Network bandwidth - what is a good guideline for a "ceiling"?

I'm wondering if there is a certain amount of bytes/second of bandwidth I should use as a guideline for "the number I don't want to exceed".

Currently when I play with 2 players being synced with NetworkInterpolateTransform, its about 2200 bytes/second. I'm wondering how bad its going to get once I introduce enemy AI units; if I have 10 units its going to be something like 12,000 bytes per second I imagine. How much is too much?

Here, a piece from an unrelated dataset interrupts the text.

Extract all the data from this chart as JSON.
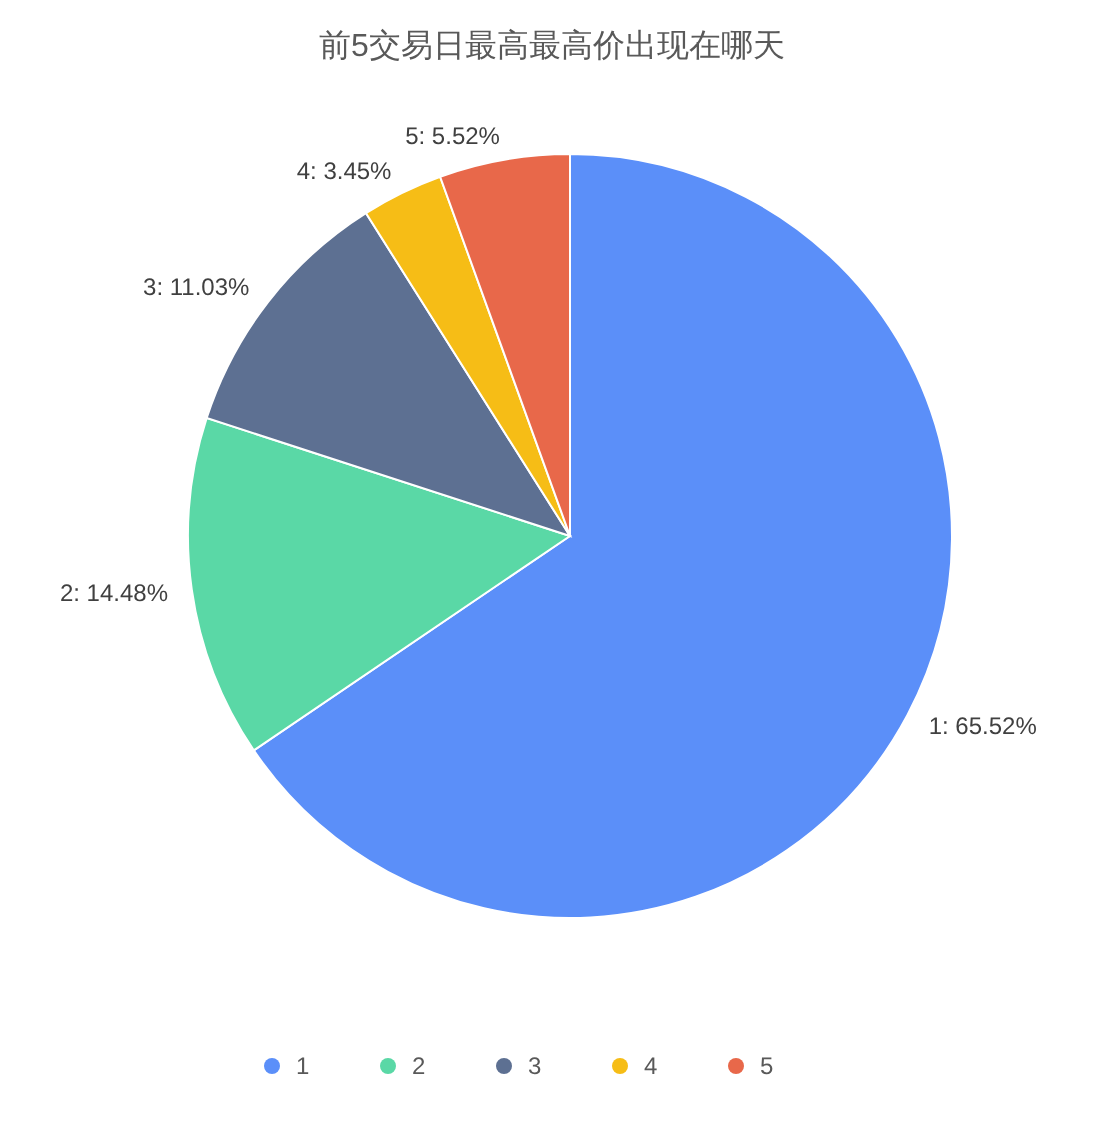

I guess it depends on what connection you want to support. 12,000 bytes per second is about 11.7 kB/s. For example 0.5 Mbit ADSL support theoretically 64 kB/s. It means it would take about 183 ms to send that data to a 0.5 Mbit connection. It might be too costly, or it might be fine if you're using good dead reckoning schemes. I haven't done multiplayer in Unity3D so I can only draw upon my knowledge since university and apply some deduction. If your network code would be running in 30 fps that would mean that each update should be at most 2.1 kB to avoid choke.

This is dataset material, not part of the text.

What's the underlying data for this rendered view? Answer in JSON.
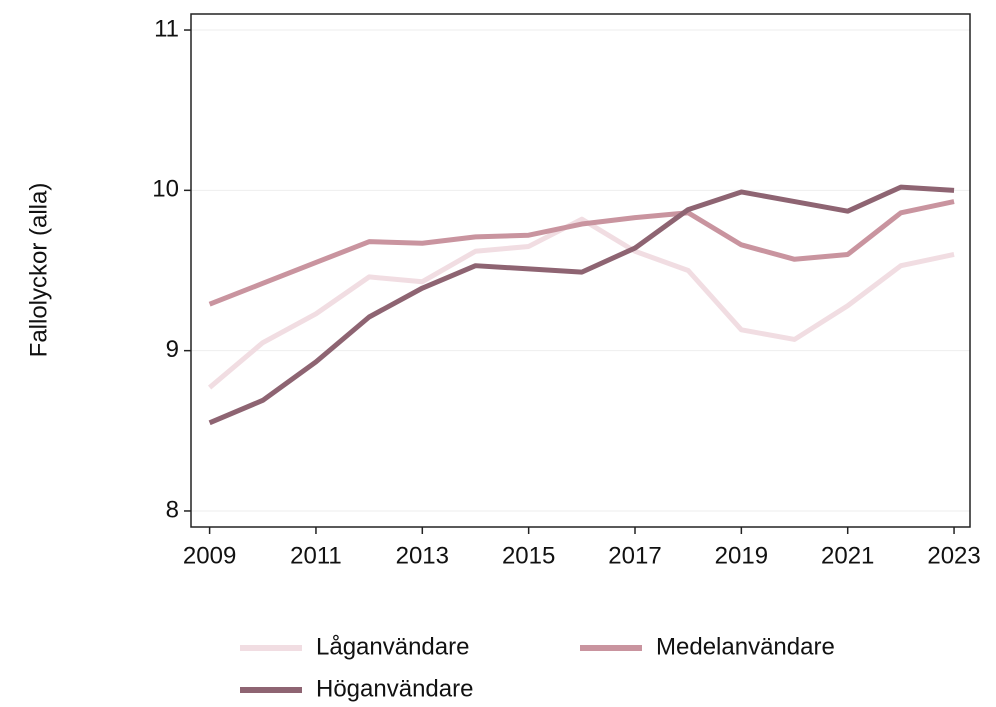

Or another way of putting it; you're consuming 11.7 kB/s of their 64 kB/s connection so you should be able to sync every frame under perfect conditions.

What is your target?

most games target 128kbps connections as their lowest connection speed and some of them as you said take 512 as their connection speed limit. you should take another factor into account. you have RPCs too for sending important events like shots or ... they take more bandwidth and if they are common like shooting in an FPS game you should take them into account too. also keep in mind that packets sometimes drop so other than using prediction and dead reckoning you should try to make your game's connection requirement as low as possible. it should be high enough to allow smooth gameplay and as low as possible.